The study has highlighted the need for two additional ports in every coastal state on the basis of cargo study undertaken on the origin and destination of cargo in the coastal belt. Currently, 90 per cent of the coastal trade is handled by the major ports.
According to the study undertaken by TCS so far, a one per cent shift from the surface transport (including road and rail) would mean an increase of 33 per cent to the existing coastal trade, sources said. The existing coastal trade in India is around 90 million tonne, while the cargo moved by the surface transport is around 2,800 million tonne, industry sources said. The coastal route is one-third in terms of operational cost when compared to the railways, and one-tenth that of road transport. However, the subsidised road and railways disturbs the feasibility of coastal shipping here unlike in developed countries where it is subsidised vis-a-vis roads and railways, sources said.
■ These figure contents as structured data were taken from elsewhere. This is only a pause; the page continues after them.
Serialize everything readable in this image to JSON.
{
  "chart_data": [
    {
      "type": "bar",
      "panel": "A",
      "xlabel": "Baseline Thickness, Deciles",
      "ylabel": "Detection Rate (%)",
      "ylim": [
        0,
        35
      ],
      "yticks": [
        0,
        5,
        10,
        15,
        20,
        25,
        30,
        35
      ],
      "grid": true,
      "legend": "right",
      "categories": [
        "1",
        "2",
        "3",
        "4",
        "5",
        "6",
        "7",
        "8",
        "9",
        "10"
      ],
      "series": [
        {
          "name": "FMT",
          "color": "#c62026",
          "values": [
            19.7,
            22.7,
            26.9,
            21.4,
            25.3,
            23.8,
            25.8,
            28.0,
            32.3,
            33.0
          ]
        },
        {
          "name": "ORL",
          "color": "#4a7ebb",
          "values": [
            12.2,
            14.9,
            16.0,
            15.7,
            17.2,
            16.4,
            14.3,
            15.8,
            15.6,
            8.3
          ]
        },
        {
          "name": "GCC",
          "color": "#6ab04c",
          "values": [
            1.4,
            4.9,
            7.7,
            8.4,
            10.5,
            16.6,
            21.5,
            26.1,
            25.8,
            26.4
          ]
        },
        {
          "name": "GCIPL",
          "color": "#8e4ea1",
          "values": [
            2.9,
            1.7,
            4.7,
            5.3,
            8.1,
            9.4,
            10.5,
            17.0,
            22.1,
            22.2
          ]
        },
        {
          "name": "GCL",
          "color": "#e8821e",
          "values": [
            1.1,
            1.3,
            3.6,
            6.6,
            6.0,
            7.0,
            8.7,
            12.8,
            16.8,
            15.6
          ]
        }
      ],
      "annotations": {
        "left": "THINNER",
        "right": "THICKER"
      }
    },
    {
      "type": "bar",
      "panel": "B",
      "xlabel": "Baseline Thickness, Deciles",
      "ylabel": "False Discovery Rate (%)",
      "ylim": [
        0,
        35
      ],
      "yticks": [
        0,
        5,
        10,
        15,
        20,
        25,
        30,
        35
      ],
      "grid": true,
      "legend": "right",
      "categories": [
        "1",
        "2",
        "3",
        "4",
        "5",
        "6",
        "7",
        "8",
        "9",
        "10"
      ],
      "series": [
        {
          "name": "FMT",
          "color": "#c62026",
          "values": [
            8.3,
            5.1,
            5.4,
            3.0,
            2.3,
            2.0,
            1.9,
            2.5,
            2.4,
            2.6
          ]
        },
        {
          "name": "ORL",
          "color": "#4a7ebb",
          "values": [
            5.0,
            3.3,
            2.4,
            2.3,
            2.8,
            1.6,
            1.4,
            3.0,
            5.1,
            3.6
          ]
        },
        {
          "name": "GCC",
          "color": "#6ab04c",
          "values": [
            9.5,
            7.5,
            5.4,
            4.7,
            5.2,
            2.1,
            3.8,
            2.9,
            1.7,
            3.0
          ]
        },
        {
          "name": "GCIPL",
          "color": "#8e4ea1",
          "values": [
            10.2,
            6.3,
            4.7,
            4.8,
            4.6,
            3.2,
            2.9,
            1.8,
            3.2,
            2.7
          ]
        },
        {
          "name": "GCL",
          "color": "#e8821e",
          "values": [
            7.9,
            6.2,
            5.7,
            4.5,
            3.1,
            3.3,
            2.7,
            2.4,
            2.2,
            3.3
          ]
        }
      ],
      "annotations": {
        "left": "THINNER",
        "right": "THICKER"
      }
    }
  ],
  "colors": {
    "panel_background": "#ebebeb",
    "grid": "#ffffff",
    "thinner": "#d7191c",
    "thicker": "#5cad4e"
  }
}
Coastal shipping has been a neglected area in the country with a coastline of around 7,000 km. The study, when completed, should facilitate a regime of coastal trade in India, sources added.
TCS had bagged the mandate to conduct the study on coastal shipping, by pipping 11 other contenders. The study undertaken for the first time in the country, apart from guaging the trade routes and identifying potential cargo movements would also suggest a legal framework to facilitate coastal shipping, sources added.